Biden Nominees, Vaccine Plan Elevate Science in Trump Contrast
The recent round of scientific nominations and vaccine plans announced by the Biden-Harris transition team indicate President-elect Biden is making good on promises to make science-based policy decisions.
Throughout his campaign and after the election, Biden has repeatedly vowed to make science-based policy decisions, which he reiterated during his Friday remarks on vaccine rollout. “Our administration will lead with science and scientists.”
The recent slate of announcements appear to back that up. When leading geneticist and Broad Institute founder Eric Lander becomes Biden’s science adviser and director of the White House Office of Science and Technology Policy, it will mark the first time a president has elevated that position to his Cabinet. The Biden-Harris also announced a slate of other top positions in OSTP.
Groups like Research!America have advocated for elevating the president’s science adviser into the cabinet for years, and the organization’s president and CEO Mary Woolley called the announcement “an urgently important, strategic turning point for our nation.”
“Covid-19 is an all-too-clear harbinger,” she said. “If our nation does not assign a higher priority to [science and technology] as strategic assets essential to predicting, preempting, and defeating current and future threats confronting our nation, those threats will win.”
The Biden-Harris approach offers a stark contrast to the Trump administration, which didn’t appoint a science adviser more than a year and half into its administration marking the longest vacancy in that position since Congress created it in 1976. There were also allegations throughout the pandemic of the Trump administration trying to exert political influence over career scientists.
“An evidence-based approach to policy must direct the way forward on the nation’s health challenges,” David Skorton, president and CEO of the Association of American Medical Colleges, said in a statement.
The Biden-Harris transition team coupled the announcement of the top scientific posts, including the decision to reappoint Francis S. Collins to lead the National Institutes of Health, with a new vaccine rollout plan and speech that appeared to echo recommendations of public health leaders.
When Anthony S. Fauci, Biden’s chief medical adviser on Covid-19, spoke Friday on NBC about the vaccine rollout, he said the Biden administration will work to correct an”attempt to rigidly stay with the prioritization” of who should get the vaccine.
A Centers for Disease Control and Prevention advisory panel developed recommendations that said the first doses should go to frontline health workers, and nursing home residents and staff, and the concern was that the some jurisdictions were holding on to doses to administer to everyone in that priority group. Health officials worked with states the week of Jan. 11 to widen vaccine access after a slow start in getting shots into arms.
“There was a big of rigidity in not going from one to the other,” Fauci said about priority groups. “If you have a dose, give it and don’t be so rigid as to those early designations.”
Later that day, Biden used similar language when announcing a plan to increase vaccination by in part working with states to open up vaccinations to more priority groups.
“The process of establishing priority groups is driven by science, but the problem is the implementation has been too rigid and confusing,” Biden said. “We’ll fix the problem by encouraging states to allow more people to get vaccinated beyond health-care workers and move through these groups as quickly as states think they can.”

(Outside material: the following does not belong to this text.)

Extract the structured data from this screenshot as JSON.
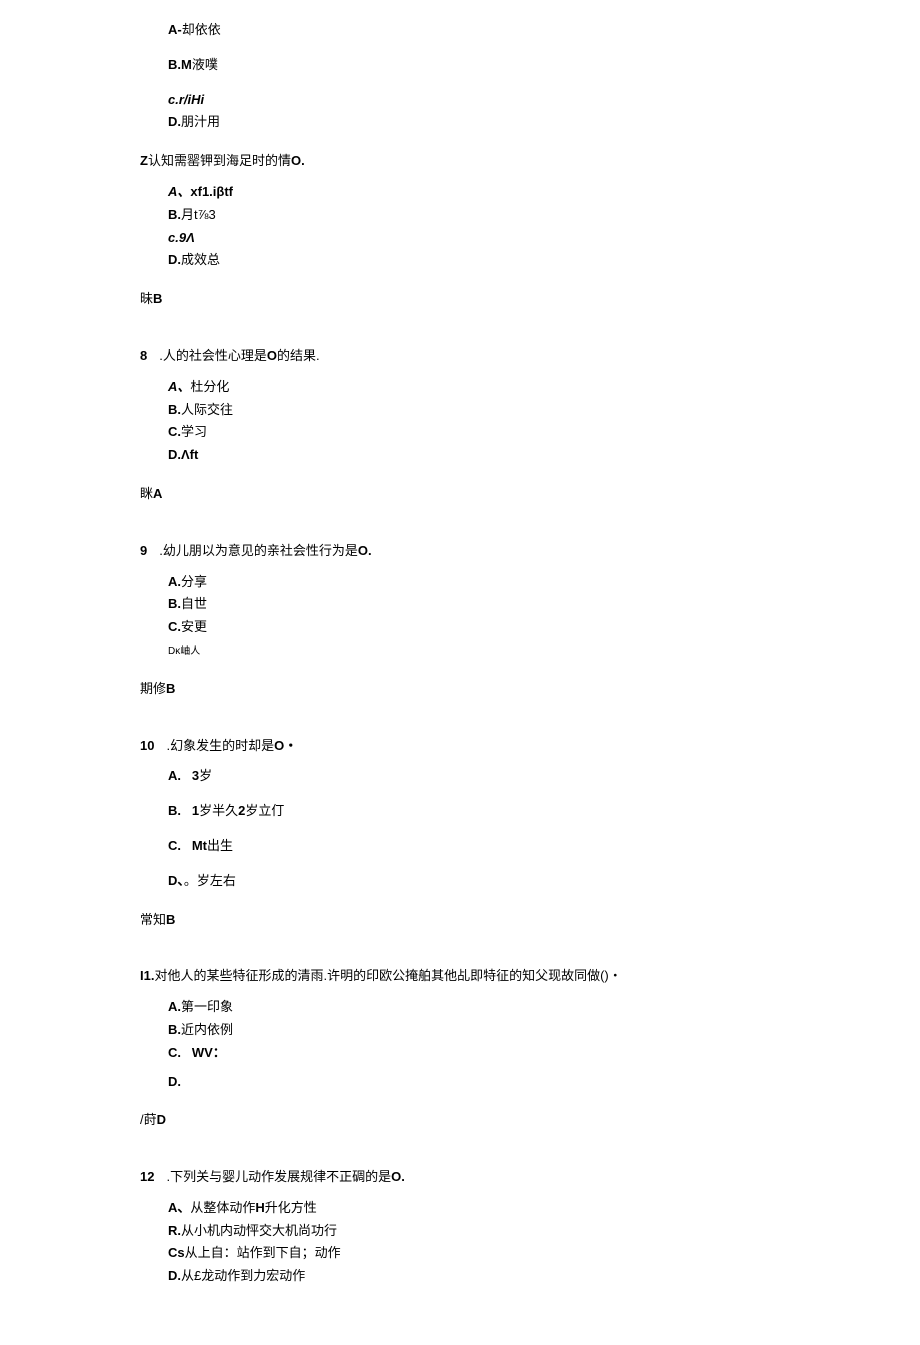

Biden’s plan to set up community vaccination sites with Federal Emergency Management Agency, use the Defense Production Act to ramp up the supply of vaccines and ancillary supplies such as syringes, and make it easier for personnel like retired health-care workers to become volunteer vaccine administrators, also echo public health officials. Georges E. Benjamin, executive director of the American Public Health Association, who has met with Biden’s incoming health leaders, offered these exact recommendations during a Research!America webinar Jan. 14.
“An all hands-on-deck, full response is important. We’ve got FEMA. We’ve got the National Guard and the military that we need to get involved in this,” Benjamin said, adding that there needs to be two million to three million vaccinations a day to reach herd immunity by early summer.
Likewise Biden said Friday, “Think of the people we deploy in natural disasters, experts at FEMA and the Centers for Disease Control and Prevention, our Public Health Service Commissioned Corps, our military medical personnel, and our first responders,” when mobilizing thousands of clinical and non-clinical professionals to ramp up vaccinations.
He also said the states that deploy their National Guard to respond to Covid-19 will qualify for 100% reimbursement. “The more people we vaccinate and the faster we do it, the sooner we can put this pandemic behind us.”